Roche trumpets potential ‘best-in-class’ obesity drug

Roche trumpets potential ‘best-in-class’ obesity drug

Roche has reported early clinical data with its candidate obesity therapy CT-388, bought as part of its $3.1 billion takeover of Carmot Therapeutics that was announced last year.

A phase 1b trial of the dual GLP-1/GIP receptor agonist given as a weekly subcutaneous injection achieved an average weight loss of 18.8% after just 24 weeks, with all patients on the drug losing at least 5% of their body weight.

Moreover, 70% lost 15% or more, and nearly half (45%) lost at least 20%. Treatment with the drug also normalised blood glucose in all patients in a subgroup with pre-diabetes, and it was well-tolerated, with some mild to moderate gastrointestinal side effects that are in keeping with other drugs in the incretin class.

The drug is in the same class as Eli Lilly’s tirzepatide-based Mounjaro and Zepbound products, respectively for type 2 diabetes and obesity, and shares the GLP-1 agonist mechanism of Novo Nordisk’s semaglutide-based diabetes therapy Ozempic and Wegovy for obesity.

Roche's chief medical officer, Levi Garraway, said it is a “significant and clinically meaningful” result that sets up CT-388 as a potential “best-in-class therapy with durable weight loss and glucose control.”

Roche will need a stellar clinical profile for CT-388 if it is to have a chance of catching up with the market leaders, currently seeing blockbuster sales for their drugs as demand outstrips availability, and to differentiate the drug from dozens of other incretin therapies coming through the industry pipeline.

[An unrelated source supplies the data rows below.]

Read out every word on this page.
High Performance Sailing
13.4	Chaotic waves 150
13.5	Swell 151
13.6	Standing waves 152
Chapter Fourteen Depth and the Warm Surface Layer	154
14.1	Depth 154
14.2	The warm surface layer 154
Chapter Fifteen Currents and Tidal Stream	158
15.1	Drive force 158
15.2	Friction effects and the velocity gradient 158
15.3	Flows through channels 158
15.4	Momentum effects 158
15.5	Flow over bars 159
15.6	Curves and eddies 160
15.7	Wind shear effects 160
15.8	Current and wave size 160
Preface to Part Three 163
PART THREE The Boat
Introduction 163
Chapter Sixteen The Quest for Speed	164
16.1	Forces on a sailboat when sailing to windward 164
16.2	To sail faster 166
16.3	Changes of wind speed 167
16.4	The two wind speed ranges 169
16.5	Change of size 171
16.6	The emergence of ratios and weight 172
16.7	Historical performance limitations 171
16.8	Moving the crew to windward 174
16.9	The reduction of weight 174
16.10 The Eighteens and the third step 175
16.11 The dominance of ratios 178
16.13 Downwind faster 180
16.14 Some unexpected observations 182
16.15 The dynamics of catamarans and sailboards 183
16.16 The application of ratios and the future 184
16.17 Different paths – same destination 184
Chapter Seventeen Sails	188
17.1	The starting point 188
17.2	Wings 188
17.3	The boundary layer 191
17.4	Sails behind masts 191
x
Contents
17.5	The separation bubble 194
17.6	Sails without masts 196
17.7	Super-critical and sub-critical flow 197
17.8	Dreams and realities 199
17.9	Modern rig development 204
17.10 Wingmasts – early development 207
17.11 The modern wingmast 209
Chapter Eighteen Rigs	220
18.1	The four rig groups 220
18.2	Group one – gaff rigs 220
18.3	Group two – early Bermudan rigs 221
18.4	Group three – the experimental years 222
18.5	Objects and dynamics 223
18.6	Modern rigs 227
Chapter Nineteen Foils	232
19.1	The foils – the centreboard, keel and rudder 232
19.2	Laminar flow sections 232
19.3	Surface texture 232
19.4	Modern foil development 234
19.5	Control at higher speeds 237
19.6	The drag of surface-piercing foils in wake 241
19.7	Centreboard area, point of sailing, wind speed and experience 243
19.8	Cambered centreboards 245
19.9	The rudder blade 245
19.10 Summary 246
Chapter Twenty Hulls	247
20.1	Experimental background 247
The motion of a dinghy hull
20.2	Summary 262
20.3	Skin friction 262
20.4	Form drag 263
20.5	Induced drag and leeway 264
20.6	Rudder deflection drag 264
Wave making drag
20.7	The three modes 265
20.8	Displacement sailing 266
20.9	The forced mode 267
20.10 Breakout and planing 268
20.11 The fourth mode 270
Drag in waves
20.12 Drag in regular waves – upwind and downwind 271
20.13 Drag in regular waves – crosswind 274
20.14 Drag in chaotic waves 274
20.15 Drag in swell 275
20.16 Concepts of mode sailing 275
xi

Analysts at JP Morgan recently doubled their predictions for the class to $71 billion within the next 10 years, with Novo Nordisk and Lilly sharing the bulk of the market.

According to the drugmaker, CT-388 has potent activity on both GLP-1 and GIP receptors, but has almost zero effect on beta-arrestin recruitment, a feedback process that results in the receptor being absorbed into the cell. That means the receptors are more likely to stay on the surface of cells, preventing them from becoming desensitised to the drug.

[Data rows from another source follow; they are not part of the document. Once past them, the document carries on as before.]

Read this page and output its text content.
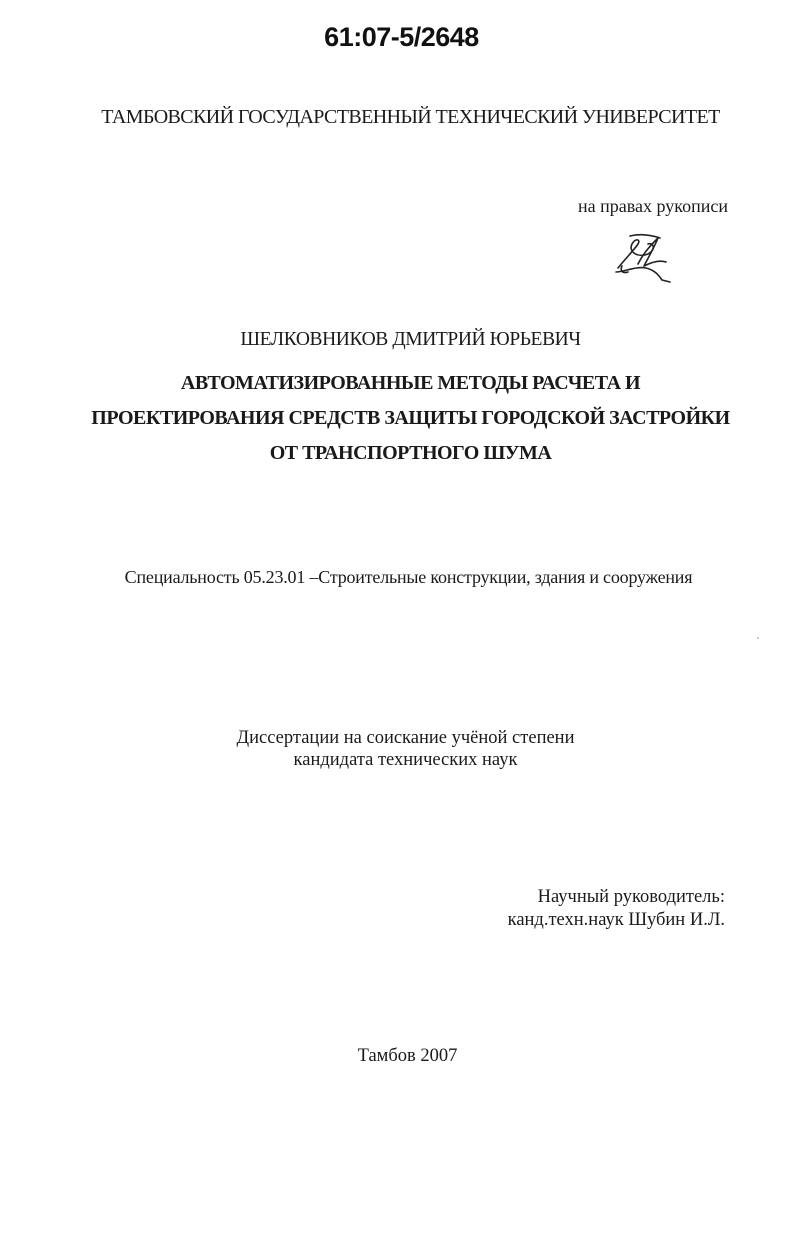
61:07-5/2648
ТАМБОВСКИЙ ГОСУДАРСТВЕННЫЙ ТЕХНИЧЕСКИЙ УНИВЕРСИТЕТ
на правах рукописи
ШЕЛКОВНИКОВ ДМИТРИЙ ЮРЬЕВИЧ
АВТОМАТИЗИРОВАННЫЕ МЕТОДЫ РАСЧЕТА И
ПРОЕКТИРОВАНИЯ СРЕДСТВ ЗАЩИТЫ ГОРОДСКОЙ ЗАСТРОЙКИ
ОТ ТРАНСПОРТНОГО ШУМА
Специальность 05.23.01 –Строительные конструкции, здания и сооружения
Диссертации на соискание учёной степени
кандидата технических наук
Научный руководитель:
канд.техн.наук Шубин И.Л.
Тамбов 2007
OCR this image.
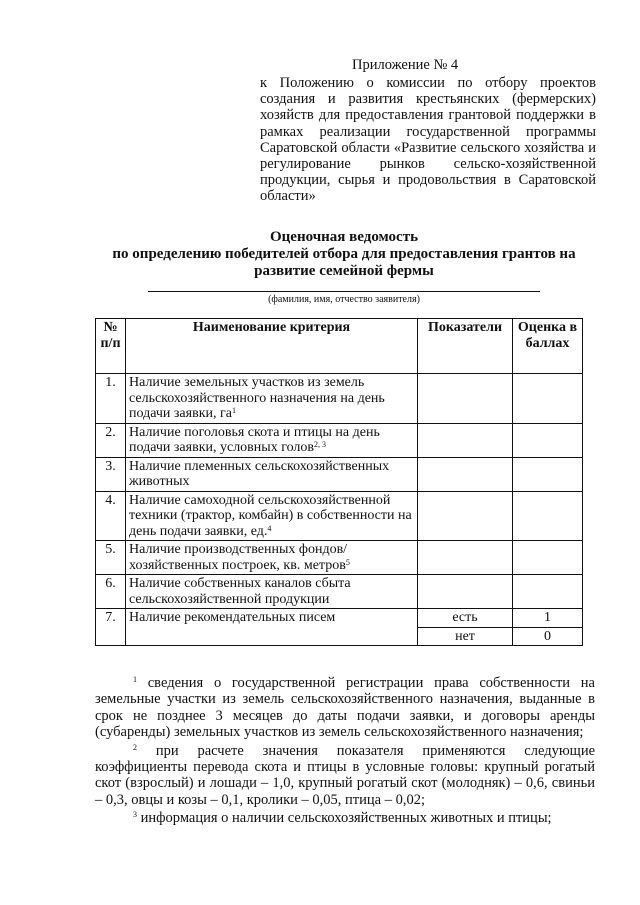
Приложение № 4
к Положению о комиссии по отбору проектов создания и развития крестьянских (фермерских) хозяйств для предоставления грантовой поддержки в рамках реализации государственной программы Саратовской области «Развитие сельского хозяйства и регулирование рынков сельско-хозяйственной продукции, сырья и продовольствия в Саратовской области»
Оценочная ведомость
по определению победителей отбора для предоставления грантов на
развитие семейной фермы
(фамилия, имя, отчество заявителя)
№ п/п	Наименование критерия	Показатели	Оценка в баллах
1.	Наличие земельных участков из земель сельскохозяйственного назначения на день подачи заявки, $га^1$		
2.	Наличие поголовья скота и птицы на день подачи заявки, условных голов$^{2, 3}$		
3.	Наличие племенных сельскохозяйственных животных		
4.	Наличие самоходной сельскохозяйственной техники (трактор, комбайн) в собственности на день подачи заявки, ед.$^4$		
5.	Наличие производственных фондов/ хозяйственных построек, кв. метров$^5$		
6.	Наличие собственных каналов сбыта сельскохозяйственной продукции		
7.	Наличие рекомендательных писем	есть	1
		нет	0

$^1$ сведения о государственной регистрации права собственности на земельные участки из земель сельскохозяйственного назначения, выданные в срок не позднее 3 месяцев до даты подачи заявки, и договоры аренды (субаренды) земельных участков из земель сельскохозяйственного назначения;

$^2$ при расчете значения показателя применяются следующие коэффициенты перевода скота и птицы в условные головы: крупный рогатый скот (взрослый) и лошади – 1,0, крупный рогатый скот (молодняк) – 0,6, свиньи – 0,3, овцы и козы – 0,1, кролики – 0,05, птица – 0,02;

$^3$ информация о наличии сельскохозяйственных животных и птицы;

CT-388 is the lead asset from the Carmot acquisition and is also being studied in a phase 1 trial in people who are overweight or have obesity and type 2 diabetes. Phase 2 trials in obesity with and without diabetes are planned.

Carmot’s other candidates include CT-868, a dual GLP-1/GIP agonist already in phase 2 testing as a once-daily injection to treat type 1 diabetes patients who are overweight or have obesity, and CT-996, a once-daily oral, small molecule GLP-1 receptor agonist currently in phase 1.

Roche has said it also has plans to combine the drugs with some of its pipeline candidates, including drugs aimed at preserving muscle mass like anti-myostatin antibody GYM329.